EH: Most people ask why didn’t I translate it myself. I don’t feel comfortable yet translating myself for various reasons, especially because my literary language is Spanish. I can speak perfect English, but I don’t write in English, so I’m a little respectful of that fact. But I was very involved in the translation. It was wonderful at times, and difficult at times, because you are negotiating with the translators. [Note: There had been five translators involved.] To see the book in English is almost to see it in its original language, because it was in my head. Which is bizarre. I had a sentence in my head that the translator translated in one way, and I said, No, that’s not right, because in my head it was a little different. So we had to find a way to make it work. And plus now I’m living in the United States. To have a book come out while I’m living here is a good thing. I hadn’t been back in the United States since 1993.

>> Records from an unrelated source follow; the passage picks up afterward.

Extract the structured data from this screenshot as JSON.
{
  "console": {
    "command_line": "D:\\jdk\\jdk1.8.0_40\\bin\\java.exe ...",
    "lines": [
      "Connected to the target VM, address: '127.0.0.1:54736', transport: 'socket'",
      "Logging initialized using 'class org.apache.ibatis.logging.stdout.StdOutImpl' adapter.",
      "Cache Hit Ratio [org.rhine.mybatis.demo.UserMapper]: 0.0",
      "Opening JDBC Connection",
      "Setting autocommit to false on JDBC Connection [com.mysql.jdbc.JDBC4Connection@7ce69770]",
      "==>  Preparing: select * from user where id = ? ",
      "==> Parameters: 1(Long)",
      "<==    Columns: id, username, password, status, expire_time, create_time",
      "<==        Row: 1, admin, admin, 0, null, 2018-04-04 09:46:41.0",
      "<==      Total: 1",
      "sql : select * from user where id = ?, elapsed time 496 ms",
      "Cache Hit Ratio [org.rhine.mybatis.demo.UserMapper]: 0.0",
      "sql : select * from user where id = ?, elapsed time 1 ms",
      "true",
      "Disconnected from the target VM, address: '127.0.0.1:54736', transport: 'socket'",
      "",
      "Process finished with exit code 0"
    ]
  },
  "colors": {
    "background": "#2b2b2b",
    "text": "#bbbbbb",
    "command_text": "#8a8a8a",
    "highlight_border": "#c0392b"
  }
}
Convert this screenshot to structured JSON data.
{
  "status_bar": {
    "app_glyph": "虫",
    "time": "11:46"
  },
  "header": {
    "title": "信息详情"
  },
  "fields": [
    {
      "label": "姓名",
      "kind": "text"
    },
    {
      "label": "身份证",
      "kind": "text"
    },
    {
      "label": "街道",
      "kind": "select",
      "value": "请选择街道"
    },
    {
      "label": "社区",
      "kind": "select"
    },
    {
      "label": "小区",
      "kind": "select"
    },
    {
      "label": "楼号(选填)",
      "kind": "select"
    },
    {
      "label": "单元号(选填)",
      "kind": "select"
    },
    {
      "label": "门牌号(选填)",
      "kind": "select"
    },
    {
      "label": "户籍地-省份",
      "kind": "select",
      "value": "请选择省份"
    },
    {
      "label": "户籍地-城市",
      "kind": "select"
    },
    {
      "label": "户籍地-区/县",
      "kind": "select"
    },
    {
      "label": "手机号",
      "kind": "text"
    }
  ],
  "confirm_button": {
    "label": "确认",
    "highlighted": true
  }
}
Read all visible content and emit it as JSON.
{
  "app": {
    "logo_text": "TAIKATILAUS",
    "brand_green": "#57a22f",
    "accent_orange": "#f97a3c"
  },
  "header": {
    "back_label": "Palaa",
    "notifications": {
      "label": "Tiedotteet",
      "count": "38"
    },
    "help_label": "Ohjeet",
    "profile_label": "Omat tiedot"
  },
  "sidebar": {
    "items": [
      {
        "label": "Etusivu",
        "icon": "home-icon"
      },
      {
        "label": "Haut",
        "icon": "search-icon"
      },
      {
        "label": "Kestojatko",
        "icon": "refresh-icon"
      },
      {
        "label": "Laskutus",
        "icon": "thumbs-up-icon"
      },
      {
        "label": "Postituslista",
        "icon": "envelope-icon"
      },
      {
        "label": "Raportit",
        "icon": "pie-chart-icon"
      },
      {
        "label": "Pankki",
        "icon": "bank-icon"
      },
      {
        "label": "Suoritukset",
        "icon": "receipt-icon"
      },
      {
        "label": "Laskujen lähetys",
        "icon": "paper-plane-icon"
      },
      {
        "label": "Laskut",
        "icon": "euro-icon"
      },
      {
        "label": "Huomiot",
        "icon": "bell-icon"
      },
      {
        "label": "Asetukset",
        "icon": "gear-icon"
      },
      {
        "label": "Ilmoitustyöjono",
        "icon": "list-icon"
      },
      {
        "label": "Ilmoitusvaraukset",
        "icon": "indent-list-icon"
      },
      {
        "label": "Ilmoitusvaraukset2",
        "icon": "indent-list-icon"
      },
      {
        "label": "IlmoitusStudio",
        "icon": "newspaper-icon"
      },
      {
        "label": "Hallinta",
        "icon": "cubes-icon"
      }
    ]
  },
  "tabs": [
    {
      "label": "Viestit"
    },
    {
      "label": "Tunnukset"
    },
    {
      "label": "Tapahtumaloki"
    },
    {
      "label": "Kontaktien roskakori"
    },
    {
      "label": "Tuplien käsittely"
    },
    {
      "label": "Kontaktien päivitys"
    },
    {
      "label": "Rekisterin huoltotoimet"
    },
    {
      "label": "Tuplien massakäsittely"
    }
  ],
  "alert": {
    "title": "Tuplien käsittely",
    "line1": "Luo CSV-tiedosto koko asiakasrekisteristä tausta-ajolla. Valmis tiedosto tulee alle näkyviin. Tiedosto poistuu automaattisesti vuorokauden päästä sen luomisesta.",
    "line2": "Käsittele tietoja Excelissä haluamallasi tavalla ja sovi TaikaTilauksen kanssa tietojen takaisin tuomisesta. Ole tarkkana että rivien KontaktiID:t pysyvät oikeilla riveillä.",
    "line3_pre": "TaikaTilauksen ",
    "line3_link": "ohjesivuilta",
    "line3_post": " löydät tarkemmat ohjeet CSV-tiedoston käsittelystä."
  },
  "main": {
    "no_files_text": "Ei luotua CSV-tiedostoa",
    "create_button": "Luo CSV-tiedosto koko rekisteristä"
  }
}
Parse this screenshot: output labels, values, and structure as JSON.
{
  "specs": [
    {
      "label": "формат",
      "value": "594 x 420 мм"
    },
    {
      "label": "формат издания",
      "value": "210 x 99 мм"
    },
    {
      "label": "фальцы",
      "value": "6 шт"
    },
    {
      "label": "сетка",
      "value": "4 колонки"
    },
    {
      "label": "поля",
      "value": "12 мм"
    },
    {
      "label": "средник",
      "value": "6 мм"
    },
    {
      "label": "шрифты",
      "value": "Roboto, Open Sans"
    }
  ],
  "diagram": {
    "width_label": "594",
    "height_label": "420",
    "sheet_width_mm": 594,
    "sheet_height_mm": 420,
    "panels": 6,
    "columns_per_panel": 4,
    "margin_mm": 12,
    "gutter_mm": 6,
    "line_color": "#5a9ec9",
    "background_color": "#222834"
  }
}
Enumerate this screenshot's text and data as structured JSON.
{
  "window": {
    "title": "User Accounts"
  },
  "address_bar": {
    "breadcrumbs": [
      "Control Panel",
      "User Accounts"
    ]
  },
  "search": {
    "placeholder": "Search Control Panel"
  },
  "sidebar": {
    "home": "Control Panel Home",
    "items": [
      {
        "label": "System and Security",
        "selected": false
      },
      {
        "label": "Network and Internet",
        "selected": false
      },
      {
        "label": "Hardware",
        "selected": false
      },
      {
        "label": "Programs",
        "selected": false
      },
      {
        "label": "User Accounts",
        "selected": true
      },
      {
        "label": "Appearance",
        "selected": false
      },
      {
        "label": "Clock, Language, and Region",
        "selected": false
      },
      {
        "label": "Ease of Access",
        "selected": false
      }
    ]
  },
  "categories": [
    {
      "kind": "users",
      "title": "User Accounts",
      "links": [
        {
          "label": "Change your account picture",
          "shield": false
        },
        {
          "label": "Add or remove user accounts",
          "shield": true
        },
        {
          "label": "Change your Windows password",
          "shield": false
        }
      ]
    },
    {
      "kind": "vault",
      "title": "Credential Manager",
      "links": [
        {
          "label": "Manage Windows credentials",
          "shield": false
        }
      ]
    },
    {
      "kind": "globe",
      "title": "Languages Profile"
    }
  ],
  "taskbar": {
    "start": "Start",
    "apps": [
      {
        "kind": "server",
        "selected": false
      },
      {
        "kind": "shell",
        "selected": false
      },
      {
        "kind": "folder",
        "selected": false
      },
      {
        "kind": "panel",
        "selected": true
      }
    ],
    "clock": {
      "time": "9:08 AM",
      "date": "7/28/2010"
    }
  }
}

Q: Do you read in Spanish or in English?

EH: I prefer to read in English. When I read Spanish writers or Latin American writers, I read in Spanish. But when I read German writers, I look to English translations. Two reasons: I read better and faster in English, as my adolescence had been in English; and usually English translations are better. In Spain, translators are very poorly paid, so the translations are not as they should be. Also: In Guatemala, when I went back to university I enrolled in a philosophy course looking for answers. I didn’t know what to do with my life. And in most of Latin America, if you wanted to study philosophy, you had to study literature. It’s a joint degree. So I was forced to take a lit course. Because of university I started reading Spanish, and then English on my own. I remember being really thirsty to read it. I read fiction. It was not poetry, not nonfiction. It was fiction—it was irrationality. I didn’t want anything rational. So I stopped going to my philosophy courses and continued my lit courses.

Q: What’s the next project?

EH: There’s one that I just finished. It grows out of this book. A character in The Polish Boxer continues. It’s set in Israel during my sister’s orthodox wedding. It’s not about that, but it’s set there. It’s a book that goes where this book stops. It’s my identity as a Jew. Or my refusal to accept my identity as a Jew. And it’s called Monastery. That’s the next one. Hopefully after that I’ll go to Poland. I’ve been once, but I need to go a few more times to find the rest of my grandfather’s story.